If you are starting up a new business venture as the pandemic abates, or buying an existing business, you may have to answer this question: When is the operation officially opening for business? This may be significant from a tax perspective.
Reason: While “ordinary and necessary” business expenses are generally deductible, start-up expenses must be capitalized. Thus, the business owner receives no tax benefit from those expenses until the business is sold, if ever.
Fortunately, however, the owner of a new business may write off certain “start-up costs” over a period of 60 months or more, beginning with the month in which the business begins. Therefore, the owner is able to derive some tax benefit from these expenses in the early years of ownership. It certainly behooves an owner to be “open for business” as soon as possible.

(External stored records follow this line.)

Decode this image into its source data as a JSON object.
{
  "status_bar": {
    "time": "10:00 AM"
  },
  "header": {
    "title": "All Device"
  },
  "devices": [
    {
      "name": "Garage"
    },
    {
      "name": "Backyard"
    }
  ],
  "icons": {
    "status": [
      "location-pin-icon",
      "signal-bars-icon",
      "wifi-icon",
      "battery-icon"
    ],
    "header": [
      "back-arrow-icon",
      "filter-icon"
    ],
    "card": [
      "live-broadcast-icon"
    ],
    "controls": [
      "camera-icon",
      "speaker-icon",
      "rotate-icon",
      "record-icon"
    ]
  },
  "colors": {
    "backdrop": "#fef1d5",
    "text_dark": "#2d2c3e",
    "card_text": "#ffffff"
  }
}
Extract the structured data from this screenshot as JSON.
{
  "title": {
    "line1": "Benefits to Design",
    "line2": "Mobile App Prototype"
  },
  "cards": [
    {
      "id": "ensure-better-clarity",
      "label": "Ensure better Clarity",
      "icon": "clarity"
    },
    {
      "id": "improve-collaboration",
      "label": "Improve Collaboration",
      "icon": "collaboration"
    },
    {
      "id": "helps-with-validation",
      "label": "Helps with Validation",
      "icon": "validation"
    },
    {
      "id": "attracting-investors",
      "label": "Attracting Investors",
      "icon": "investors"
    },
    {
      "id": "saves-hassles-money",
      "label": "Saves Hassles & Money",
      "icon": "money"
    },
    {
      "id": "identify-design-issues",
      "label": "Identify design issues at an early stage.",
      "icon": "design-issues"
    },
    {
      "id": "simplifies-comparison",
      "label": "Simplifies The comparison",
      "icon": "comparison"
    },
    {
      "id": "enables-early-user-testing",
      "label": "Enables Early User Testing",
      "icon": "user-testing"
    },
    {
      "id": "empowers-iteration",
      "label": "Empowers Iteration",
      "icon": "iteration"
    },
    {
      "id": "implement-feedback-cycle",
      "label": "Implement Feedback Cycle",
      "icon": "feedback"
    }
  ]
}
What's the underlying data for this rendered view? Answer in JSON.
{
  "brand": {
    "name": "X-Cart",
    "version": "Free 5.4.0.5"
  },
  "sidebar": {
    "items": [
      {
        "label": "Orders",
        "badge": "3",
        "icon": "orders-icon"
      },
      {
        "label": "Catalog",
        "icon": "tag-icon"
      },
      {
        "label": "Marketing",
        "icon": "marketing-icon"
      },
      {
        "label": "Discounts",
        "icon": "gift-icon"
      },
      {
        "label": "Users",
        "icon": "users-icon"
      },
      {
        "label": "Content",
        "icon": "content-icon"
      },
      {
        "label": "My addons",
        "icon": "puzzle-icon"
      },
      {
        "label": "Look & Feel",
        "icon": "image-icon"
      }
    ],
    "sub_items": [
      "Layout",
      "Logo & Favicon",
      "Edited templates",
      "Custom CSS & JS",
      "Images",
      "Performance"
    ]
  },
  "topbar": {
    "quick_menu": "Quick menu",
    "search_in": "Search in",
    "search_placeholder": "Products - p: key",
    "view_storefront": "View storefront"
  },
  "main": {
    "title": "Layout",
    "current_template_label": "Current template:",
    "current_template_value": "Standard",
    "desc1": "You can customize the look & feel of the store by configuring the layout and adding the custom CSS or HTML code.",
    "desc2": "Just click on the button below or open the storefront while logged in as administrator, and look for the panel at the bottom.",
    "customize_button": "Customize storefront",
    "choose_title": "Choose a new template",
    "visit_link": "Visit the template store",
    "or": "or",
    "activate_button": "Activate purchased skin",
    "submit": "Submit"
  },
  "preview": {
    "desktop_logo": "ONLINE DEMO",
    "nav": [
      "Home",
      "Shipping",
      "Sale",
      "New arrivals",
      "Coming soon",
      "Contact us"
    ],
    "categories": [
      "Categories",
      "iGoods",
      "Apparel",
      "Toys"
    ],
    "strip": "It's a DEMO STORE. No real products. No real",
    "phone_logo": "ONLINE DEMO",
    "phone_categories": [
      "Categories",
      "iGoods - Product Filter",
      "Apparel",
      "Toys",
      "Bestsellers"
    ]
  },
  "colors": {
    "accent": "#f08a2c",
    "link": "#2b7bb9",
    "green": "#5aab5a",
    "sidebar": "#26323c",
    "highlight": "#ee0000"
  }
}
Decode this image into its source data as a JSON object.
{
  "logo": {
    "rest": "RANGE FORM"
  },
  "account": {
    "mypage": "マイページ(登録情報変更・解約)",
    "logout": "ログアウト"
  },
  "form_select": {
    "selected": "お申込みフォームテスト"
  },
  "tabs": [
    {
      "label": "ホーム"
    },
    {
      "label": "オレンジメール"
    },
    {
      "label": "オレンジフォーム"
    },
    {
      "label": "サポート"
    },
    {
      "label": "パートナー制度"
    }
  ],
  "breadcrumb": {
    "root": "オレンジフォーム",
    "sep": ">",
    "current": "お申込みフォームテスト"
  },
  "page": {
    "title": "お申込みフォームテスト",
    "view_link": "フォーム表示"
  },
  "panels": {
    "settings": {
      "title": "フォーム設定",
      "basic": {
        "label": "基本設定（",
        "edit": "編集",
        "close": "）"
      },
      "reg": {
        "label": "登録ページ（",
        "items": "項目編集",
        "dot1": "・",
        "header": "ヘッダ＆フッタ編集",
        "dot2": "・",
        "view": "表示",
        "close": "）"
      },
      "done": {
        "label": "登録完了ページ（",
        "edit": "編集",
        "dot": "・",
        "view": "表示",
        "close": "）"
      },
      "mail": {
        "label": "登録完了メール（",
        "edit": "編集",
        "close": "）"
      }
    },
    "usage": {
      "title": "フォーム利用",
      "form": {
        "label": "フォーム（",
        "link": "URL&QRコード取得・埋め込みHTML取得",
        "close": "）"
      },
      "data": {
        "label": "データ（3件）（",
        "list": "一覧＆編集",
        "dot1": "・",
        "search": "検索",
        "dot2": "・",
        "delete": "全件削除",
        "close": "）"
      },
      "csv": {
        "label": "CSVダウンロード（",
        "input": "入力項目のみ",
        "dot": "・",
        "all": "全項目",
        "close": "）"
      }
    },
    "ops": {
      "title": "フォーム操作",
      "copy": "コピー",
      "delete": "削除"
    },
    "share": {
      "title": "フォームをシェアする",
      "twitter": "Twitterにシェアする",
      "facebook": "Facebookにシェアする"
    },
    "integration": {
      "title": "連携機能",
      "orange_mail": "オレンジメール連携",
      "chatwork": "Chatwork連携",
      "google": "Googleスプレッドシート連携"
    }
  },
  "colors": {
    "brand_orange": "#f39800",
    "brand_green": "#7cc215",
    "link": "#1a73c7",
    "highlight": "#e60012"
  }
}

To qualify for the 60-month amortization, the start-up costs must be (1) those types of expenses that would normally be deductible as business expenses and (2) paid or incurred before the actual start of the business. This includes the following:
- Studies of potential markets, products, labor supply, transportation facilities, etc.;
- Advertisements for the business opening;
- Salaries and wages for employee training;
- Travel and other necessary costs for securing prospective distributors, suppliers or customers; and
- Salaries and fees for executives and consultants or for similar types of professional services.
Of course, the exact date a business is truly open depends on the nature of the business, but this typically means that you have started offering goods or services in exchange for payment. In other words, putting an “open for business” sign on a store’s door, by itself, does not suffice.
Other key points: If the business exceeds the $5,000 limit for start-up costs, the excess must be amortized over 180 months. Furthermore, the $5,000 write-off is phased out on a dollar-for-dollar basis for costs above $50,000. Therefore, if start-up costs for the year exceed $55,000, your write-off is zero.
What happens if the attempt to start a new business fails? The qualified start-up expenses are characterized as capital expenditures and are deductible in the year of the business failure. Similarly, those expenses are deductible if the business is sold before the end of the amortization period. If all the technicalities under the law are satisfied, the business owner may qualify for a loss.
Final point: There are numerous complications to starting a new business. By assembling an experienced business advisory team, an aspiring entrepreneur can overcome the tax and legal hurdles. Do not hesitate to ask for assistance.